NATO agrees to give Donald Trump more support in Middle East
President Donald Trump won a pledge from NATO to consider a greater role in the Middle East on Thursday.
President Donald Trump won a pledge from NATO to consider a greater role in the Middle East on Thursday as he looked to scale back US involvement after ruling out a military response to Iranian missile attacks.
NATO Secretary-General Jens Stoltenberg said in a phone call with Mr Trump that the 29-member alliance “could contribute more to regional stability and the fight against international terrorism”, a NATO spokesman said.
Mr Trump demanded in a televised address to the nation that NATO step up. He has pulled back from the brink of war with Iran after the rising tensions of the past fortnight.
NATO is part of the global coalition fighting ISIS and has been operating in a non-combat role to train troops in Iraq since 2018. About 500 NATO soldiers were in Iraq on Monday. The alliance has been reluctant to become involved in US conflicts outside Europe.
Mr Trump also appealed directly to Britain, France and Germany to join the US, China and Russia in forging a new deal to contain Iran, making the point directly in a phone call to British Prime Minister Boris Johnson. Mr Johnson had told the Commons earlier he thought the 2015 Iran nuclear deal abandoned by Mr Trump could still be revived.
Mr Trump said he would impose “additional punishing sanctions until Iran changes its behaviour”. He answered critics accusing him of lacking a strategy, saying: “I am going to ask NATO to become much more involved in the Middle East process.”
Mr Trump’s longer-term goal is to pull US troops from the region and his administration had to deny on Monday that a withdrawal from Iraq was under way after the leak of a letter from a one-star general on “repositioning” forces.
NATO said Mr Stoltenberg spoke to Mr Trump before his TV address.
“The President asked the Secretary-General for NATO to become more involved in the Middle East,” a spokesman said.
“They agreed that NATO could contribute more to regional stability and the fight against international terrorism.”
General Sir Richard Barrons, a former commander of joint forces command who held senior NATO appointments, said the alliance’s Iraqi deployment was “very low-key and does not constitute deployment of combat capability”. He added: “NATO as a military alliance regulated by its treaty is not the obvious organisation to do more in the Gulf beyond the capacity building it is doing now. But asking Europe, that has strong national interests in the Gulf, is a different proposition.”

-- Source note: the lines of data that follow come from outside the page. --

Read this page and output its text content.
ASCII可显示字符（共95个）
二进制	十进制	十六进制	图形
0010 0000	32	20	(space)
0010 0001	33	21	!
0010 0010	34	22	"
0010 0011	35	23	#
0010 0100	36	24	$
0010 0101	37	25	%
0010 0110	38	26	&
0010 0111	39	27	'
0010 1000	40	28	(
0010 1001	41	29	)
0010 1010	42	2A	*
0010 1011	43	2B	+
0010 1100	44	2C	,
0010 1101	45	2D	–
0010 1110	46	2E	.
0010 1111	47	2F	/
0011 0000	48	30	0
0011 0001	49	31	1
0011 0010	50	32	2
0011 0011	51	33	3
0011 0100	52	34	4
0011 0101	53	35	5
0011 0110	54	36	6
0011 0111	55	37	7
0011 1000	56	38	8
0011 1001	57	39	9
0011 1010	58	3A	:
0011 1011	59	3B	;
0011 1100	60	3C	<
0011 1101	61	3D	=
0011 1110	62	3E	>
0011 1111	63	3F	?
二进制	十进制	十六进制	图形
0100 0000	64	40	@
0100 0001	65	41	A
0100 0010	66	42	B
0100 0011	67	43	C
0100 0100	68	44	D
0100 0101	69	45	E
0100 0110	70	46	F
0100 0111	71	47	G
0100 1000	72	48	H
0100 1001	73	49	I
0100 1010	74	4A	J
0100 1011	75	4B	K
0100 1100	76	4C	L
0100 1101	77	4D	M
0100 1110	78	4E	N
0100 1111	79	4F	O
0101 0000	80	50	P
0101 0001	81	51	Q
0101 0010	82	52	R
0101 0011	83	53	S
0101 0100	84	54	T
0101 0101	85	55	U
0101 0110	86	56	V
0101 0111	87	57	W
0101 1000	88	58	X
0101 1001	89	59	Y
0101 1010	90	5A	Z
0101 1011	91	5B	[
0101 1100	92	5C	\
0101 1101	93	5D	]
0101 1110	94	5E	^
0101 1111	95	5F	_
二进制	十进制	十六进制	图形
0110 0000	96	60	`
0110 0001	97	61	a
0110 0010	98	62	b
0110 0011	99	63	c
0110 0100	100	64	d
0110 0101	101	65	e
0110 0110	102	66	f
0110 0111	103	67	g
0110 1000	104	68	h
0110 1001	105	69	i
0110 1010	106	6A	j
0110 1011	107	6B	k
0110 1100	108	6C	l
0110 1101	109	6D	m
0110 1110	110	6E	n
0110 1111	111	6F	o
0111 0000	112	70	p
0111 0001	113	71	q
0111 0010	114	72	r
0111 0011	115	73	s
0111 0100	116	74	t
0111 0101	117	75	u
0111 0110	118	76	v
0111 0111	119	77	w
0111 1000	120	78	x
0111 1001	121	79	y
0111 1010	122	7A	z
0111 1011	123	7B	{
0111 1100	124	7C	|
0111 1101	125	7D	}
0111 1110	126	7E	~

On Tuesday NATO suspended its training program for Iraqi soldiers fighting ISIS and several alliance members are pulling troops out of Iraq.
In the past, Mr Trump has frequently criticised NATO as obsolete and has encouraged participants to increase military spending. White House officials say that before Mr Trump took office, just four NATO members had reached the 2 per cent benchmark for military spending set in 2014. Now there are nine, and 18 of the 29 are projected to meet the benchmark by 2024.